# Koronadal City



## Gmacbrew (Sep 21, 2017)

Hi all. I am travelling from the UK, on October 14th to Milan Italy, and then in November I am going to join my Future wife in Koronadal City. Anyone have any advice on if it's safe to do so? I don't mind but just trying to get a heads up as I am going regardless. I can't be without her


----------



## Asian Spirit (Mar 1, 2010)

Gmacbrew said:


> Hi all. I am travelling from the UK, on October 14th to Milan Italy, and then in November I am going to join my Future wife in Koronadal City. Anyone have any advice on if it's safe to do so? I don't mind but just trying to get a heads up as I am going regardless. I can't be without her


Good Morning And Welcome,

The largest percentage of do not live or travel to Mindanao for security/safety reasons. I can only refer you 
to the US Embassy Travel Warnings for that area. Evidently this Koronadal City is only a 3rd class municipality and as such is lacking in many ways. It is also in the heart of the area where travel warning are issued for. Travel to that area is not restricted-yet, but would suggest you have her meet you elsewhere. Manila, Cebu, Subic Bay maybe. You would likely get in and out safely but if you don't it's too late. Enjoy your visit and use caution there or anywhere in country.


----------



## Gmacbrew (Sep 21, 2017)

Thanks, But she lives in koronadal City, and we are meeting up in Milan as she has family there and then flying on to Koronadal...Hmm. I just thing I will stick out like a sore thumb that's my main concern..White guy in a not really touristy spot :/


----------



## Asian Spirit (Mar 1, 2010)

Gmacbrew said:


> Thanks, But she lives in koronadal City, and we are meeting up in Milan as she has family there and then flying on to Koronadal...Hmm. I just thing I will stick out like a sore thumb that's my main concern..White guy in a not really touristy spot :/


You are exactly right and that happens anywhere in the Philippines. We really seem to stick out. Not a good thing in that area.
I'd give serious reconsideration on going anywhere in that area. There are forum members that live in Mindanao that get by. For myself and many others, life is exciting and or risky enough without putting our heads on the chopping block trusting to luck. Hope you have a safe and fun trip in the Philippines.


----------



## Gmacbrew (Sep 21, 2017)

Jet Lag said:


> You are exactly right and that happens anywhere in the Philippines. We really seem to stick out. Not a good thing in that area.
> I'd give serious reconsideration on going anywhere in that area. There are forum members that live in Mindanao that get by. For myself and many others, life is exciting and or risky enough without putting our heads on the chopping block trusting to luck. Hope you have a safe and fun trip in the Philippines.
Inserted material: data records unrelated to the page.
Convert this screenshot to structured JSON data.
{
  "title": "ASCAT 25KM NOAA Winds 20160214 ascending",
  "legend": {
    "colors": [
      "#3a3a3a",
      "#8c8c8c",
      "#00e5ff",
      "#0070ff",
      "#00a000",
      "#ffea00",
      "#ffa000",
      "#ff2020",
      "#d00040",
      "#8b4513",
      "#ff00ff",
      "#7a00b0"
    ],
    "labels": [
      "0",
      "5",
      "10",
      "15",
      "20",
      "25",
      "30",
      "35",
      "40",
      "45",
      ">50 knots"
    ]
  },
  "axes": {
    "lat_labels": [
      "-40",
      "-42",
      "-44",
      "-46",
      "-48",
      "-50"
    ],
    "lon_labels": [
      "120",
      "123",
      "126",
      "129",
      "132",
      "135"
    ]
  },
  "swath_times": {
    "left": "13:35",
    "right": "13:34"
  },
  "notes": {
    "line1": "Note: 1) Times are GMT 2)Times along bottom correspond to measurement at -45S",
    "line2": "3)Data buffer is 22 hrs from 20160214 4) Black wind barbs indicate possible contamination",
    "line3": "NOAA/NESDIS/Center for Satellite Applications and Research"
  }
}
Yeah...It's a risky time I know..but her business is there so that's where I have to go I guess..Where are you in ph?


----------



## Asian Spirit (Mar 1, 2010)

Gmacbrew said:


> Yeah...It's a risky time I know..but her business is there so that's where I have to go I guess..Where are you in ph?
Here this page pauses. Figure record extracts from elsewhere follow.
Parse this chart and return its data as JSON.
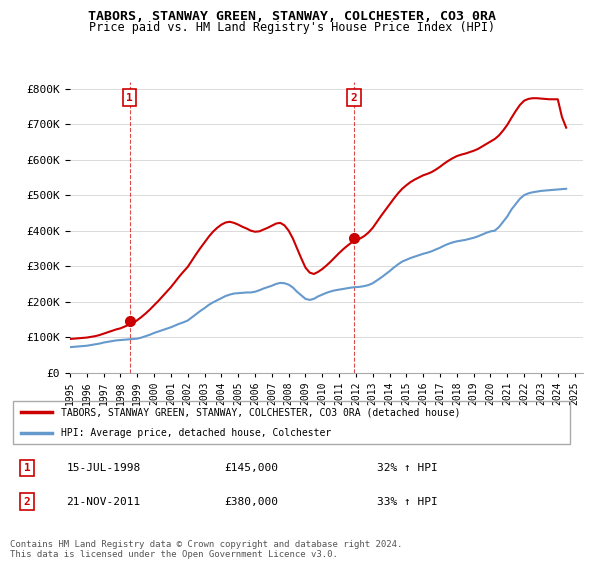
{
  "title": "TABORS, STANWAY GREEN, STANWAY, COLCHESTER, CO3 0RA",
  "subtitle": "Price paid vs. HM Land Registry's House Price Index (HPI)",
  "legend_line1": "TABORS, STANWAY GREEN, STANWAY, COLCHESTER, CO3 0RA (detached house)",
  "legend_line2": "HPI: Average price, detached house, Colchester",
  "annotation1_date": "15-JUL-1998",
  "annotation1_price": "£145,000",
  "annotation1_hpi": "32% ↑ HPI",
  "annotation2_date": "21-NOV-2011",
  "annotation2_price": "£380,000",
  "annotation2_hpi": "33% ↑ HPI",
  "footnote": "Contains HM Land Registry data © Crown copyright and database right 2024.\nThis data is licensed under the Open Government Licence v3.0.",
  "property_color": "#cc0000",
  "hpi_color": "#6699cc",
  "ylim": [
    0,
    820000
  ],
  "yticks": [
    0,
    100000,
    200000,
    300000,
    400000,
    500000,
    600000,
    700000,
    800000
  ],
  "xlim_start": 1995.0,
  "xlim_end": 2025.5,
  "sale1_x": 1998.54,
  "sale1_y": 145000,
  "sale2_x": 2011.89,
  "sale2_y": 380000,
  "hpi_x": [
    1995,
    1995.25,
    1995.5,
    1995.75,
    1996,
    1996.25,
    1996.5,
    1996.75,
    1997,
    1997.25,
    1997.5,
    1997.75,
    1998,
    1998.25,
    1998.5,
    1998.75,
    1999,
    1999.25,
    1999.5,
    1999.75,
    2000,
    2000.25,
    2000.5,
    2000.75,
    2001,
    2001.25,
    2001.5,
    2001.75,
    2002,
    2002.25,
    2002.5,
    2002.75,
    2003,
    2003.25,
    2003.5,
    2003.75,
    2004,
    2004.25,
    2004.5,
    2004.75,
    2005,
    2005.25,
    2005.5,
    2005.75,
    2006,
    2006.25,
    2006.5,
    2006.75,
    2007,
    2007.25,
    2007.5,
    2007.75,
    2008,
    2008.25,
    2008.5,
    2008.75,
    2009,
    2009.25,
    2009.5,
    2009.75,
    2010,
    2010.25,
    2010.5,
    2010.75,
    2011,
    2011.25,
    2011.5,
    2011.75,
    2012,
    2012.25,
    2012.5,
    2012.75,
    2013,
    2013.25,
    2013.5,
    2013.75,
    2014,
    2014.25,
    2014.5,
    2014.75,
    2015,
    2015.25,
    2015.5,
    2015.75,
    2016,
    2016.25,
    2016.5,
    2016.75,
    2017,
    2017.25,
    2017.5,
    2017.75,
    2018,
    2018.25,
    2018.5,
    2018.75,
    2019,
    2019.25,
    2019.5,
    2019.75,
    2020,
    2020.25,
    2020.5,
    2020.75,
    2021,
    2021.25,
    2021.5,
    2021.75,
    2022,
    2022.25,
    2022.5,
    2022.75,
    2023,
    2023.25,
    2023.5,
    2023.75,
    2024,
    2024.25,
    2024.5
  ],
  "hpi_y": [
    72000,
    73000,
    74000,
    75000,
    76000,
    78000,
    80000,
    82000,
    85000,
    87000,
    89000,
    91000,
    92000,
    93000,
    94000,
    95000,
    96000,
    99000,
    103000,
    107000,
    112000,
    116000,
    120000,
    124000,
    128000,
    133000,
    138000,
    142000,
    147000,
    156000,
    165000,
    174000,
    182000,
    191000,
    198000,
    204000,
    210000,
    216000,
    220000,
    223000,
    224000,
    225000,
    226000,
    226000,
    228000,
    232000,
    237000,
    241000,
    245000,
    250000,
    253000,
    252000,
    248000,
    240000,
    228000,
    218000,
    208000,
    205000,
    208000,
    215000,
    220000,
    225000,
    229000,
    232000,
    234000,
    236000,
    238000,
    240000,
    241000,
    242000,
    244000,
    247000,
    252000,
    260000,
    268000,
    277000,
    286000,
    296000,
    305000,
    313000,
    318000,
    323000,
    327000,
    331000,
    335000,
    338000,
    342000,
    347000,
    352000,
    358000,
    363000,
    367000,
    370000,
    372000,
    374000,
    377000,
    380000,
    384000,
    389000,
    394000,
    398000,
    400000,
    410000,
    425000,
    440000,
    460000,
    475000,
    490000,
    500000,
    505000,
    508000,
    510000,
    512000,
    513000,
    514000,
    515000,
    516000,
    517000,
    518000
  ],
  "prop_x": [
    1995,
    1995.25,
    1995.5,
    1995.75,
    1996,
    1996.25,
    1996.5,
    1996.75,
    1997,
    1997.25,
    1997.5,
    1997.75,
    1998,
    1998.25,
    1998.5,
    1998.75,
    1999,
    1999.25,
    1999.5,
    1999.75,
    2000,
    2000.25,
    2000.5,
    2000.75,
    2001,
    2001.25,
    2001.5,
    2001.75,
    2002,
    2002.25,
    2002.5,
    2002.75,
    2003,
    2003.25,
    2003.5,
    2003.75,
    2004,
    2004.25,
    2004.5,
    2004.75,
    2005,
    2005.25,
    2005.5,
    2005.75,
    2006,
    2006.25,
    2006.5,
    2006.75,
    2007,
    2007.25,
    2007.5,
    2007.75,
    2008,
    2008.25,
    2008.5,
    2008.75,
    2009,
    2009.25,
    2009.5,
    2009.75,
    2010,
    2010.25,
    2010.5,
    2010.75,
    2011,
    2011.25,
    2011.5,
    2011.75,
    2012,
    2012.25,
    2012.5,
    2012.75,
    2013,
    2013.25,
    2013.5,
    2013.75,
    2014,
    2014.25,
    2014.5,
    2014.75,
    2015,
    2015.25,
    2015.5,
    2015.75,
    2016,
    2016.25,
    2016.5,
    2016.75,
    2017,
    2017.25,
    2017.5,
    2017.75,
    2018,
    2018.25,
    2018.5,
    2018.75,
    2019,
    2019.25,
    2019.5,
    2019.75,
    2020,
    2020.25,
    2020.5,
    2020.75,
    2021,
    2021.25,
    2021.5,
    2021.75,
    2022,
    2022.25,
    2022.5,
    2022.75,
    2023,
    2023.25,
    2023.5,
    2023.75,
    2024,
    2024.25,
    2024.5
  ],
  "prop_y": [
    95000,
    96000,
    97000,
    98000,
    99000,
    101000,
    103000,
    106000,
    110000,
    114000,
    118000,
    122000,
    125000,
    130000,
    135000,
    140000,
    148000,
    157000,
    167000,
    178000,
    190000,
    202000,
    215000,
    228000,
    241000,
    256000,
    271000,
    285000,
    298000,
    316000,
    334000,
    351000,
    367000,
    383000,
    397000,
    408000,
    417000,
    423000,
    425000,
    422000,
    417000,
    411000,
    406000,
    400000,
    397000,
    398000,
    403000,
    408000,
    414000,
    420000,
    422000,
    415000,
    400000,
    378000,
    350000,
    322000,
    296000,
    282000,
    278000,
    284000,
    292000,
    302000,
    313000,
    325000,
    337000,
    348000,
    358000,
    367000,
    373000,
    378000,
    385000,
    395000,
    408000,
    425000,
    442000,
    458000,
    474000,
    490000,
    505000,
    518000,
    528000,
    537000,
    544000,
    550000,
    556000,
    560000,
    565000,
    572000,
    580000,
    589000,
    597000,
    604000,
    610000,
    614000,
    617000,
    621000,
    625000,
    630000,
    637000,
    644000,
    651000,
    658000,
    668000,
    682000,
    698000,
    718000,
    737000,
    754000,
    766000,
    771000,
    773000,
    773000,
    772000,
    771000,
    770000,
    770000,
    770000,
    720000,
    690000
  ]
}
Hope it all works out and you'll have some good stories to tell. We live in Central Luzon, about a two hour drive North of Manila and have been here going on 15 years now.


----------



## Gmacbrew (Sep 21, 2017)

Jet Lag said:


> Hope it all works out and you'll have some good stories to tell. We live in Central Luzon, about a two hour drive North of Manila and have been here going on 15 years now.
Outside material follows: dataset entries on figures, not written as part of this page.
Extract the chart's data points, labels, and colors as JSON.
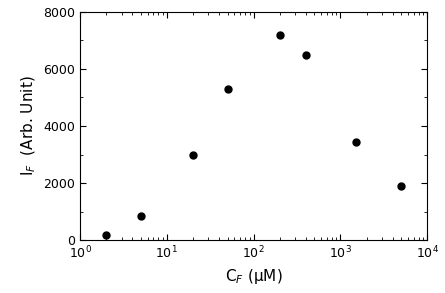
{
  "x": [
    2,
    5,
    20,
    50,
    200,
    400,
    1500,
    5000
  ],
  "y": [
    200,
    850,
    3000,
    5300,
    7200,
    6500,
    3450,
    1900
  ],
  "marker": "o",
  "marker_color": "black",
  "marker_size": 5,
  "xlabel": "C$_F$ (μM)",
  "ylabel": "I$_F$  (Arb. Unit)",
  "xlim": [
    1,
    10000
  ],
  "ylim": [
    0,
    8000
  ],
  "yticks": [
    0,
    2000,
    4000,
    6000,
    8000
  ],
  "xlabel_fontsize": 11,
  "ylabel_fontsize": 11,
  "tick_fontsize": 9,
  "background_color": "#ffffff"
}
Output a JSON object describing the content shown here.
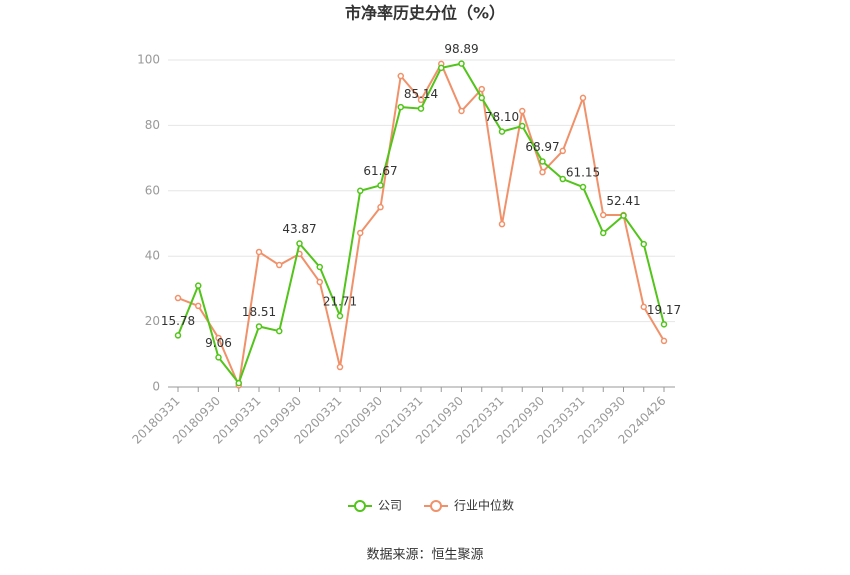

oh cool, Her parents live near luzon. She is visiting them for a few days before leaving to meet me in Milan..It's a lovely place


----------



## fmartin_gila (May 15, 2011)

At least plan to ferry or fly into General Santos City and travel north into Koronadal. Should be less unrest that way as the action has been somewhat to the north of that area. I recently had a Filipina friend & his wife travel to Cotabato City to see some relatives and he did not mention any troubles going or coming back here, but I don't know exactly what part of that area they went to. Good luck & safe travels to you.

Fred


----------



## Gmacbrew (Sep 21, 2017)

Oh that's a good idea..Was planning on coming in from the North, but that makes sense thank you! 
I will keep you all informed


----------



## Simon1983 (Jun 6, 2016)

fmartin_gila said:


> At least plan to ferry or fly into General Santos City and travel north into Koronadal. Should be less unrest that way as the action has been somewhat to the north of that area. I recently had a Filipina friend & his wife travel to Cotabato City to see some relatives and he did not mention any troubles going or coming back here, but I don't know exactly what part of that area they went to. Good luck & safe travels to you.
> 
> Fred


Hi Fred,
Sorry to jump on this thread as someone who does not know much about Mindanao, but looking at the map of Mindanao, and with my basic understanding of the situation there, I thought Davao was safer than General Santos.
I'm not trying to go against the advice you gave - I know nothing about the area. But, if you wouldn't mind, can you give some update about the 'action' you are talking about?
Obviously the situation in Mindanao is very volatile; I just want to be up to date with the current situation. Thanks!


----------



## fmartin_gila (May 15, 2011)

Just referring to the Maute situation in Marawi City. Also it is a direct run from GSC to Koronadal on the National Highway whereas from Davao the route is longer plus more circuitous to get there. Might make quite a bit of difference on ease of obtaining transportation to and from.

This mornings news had an article, Duterte claims that the situation in Marawi is nearly under control. 

Fred


----------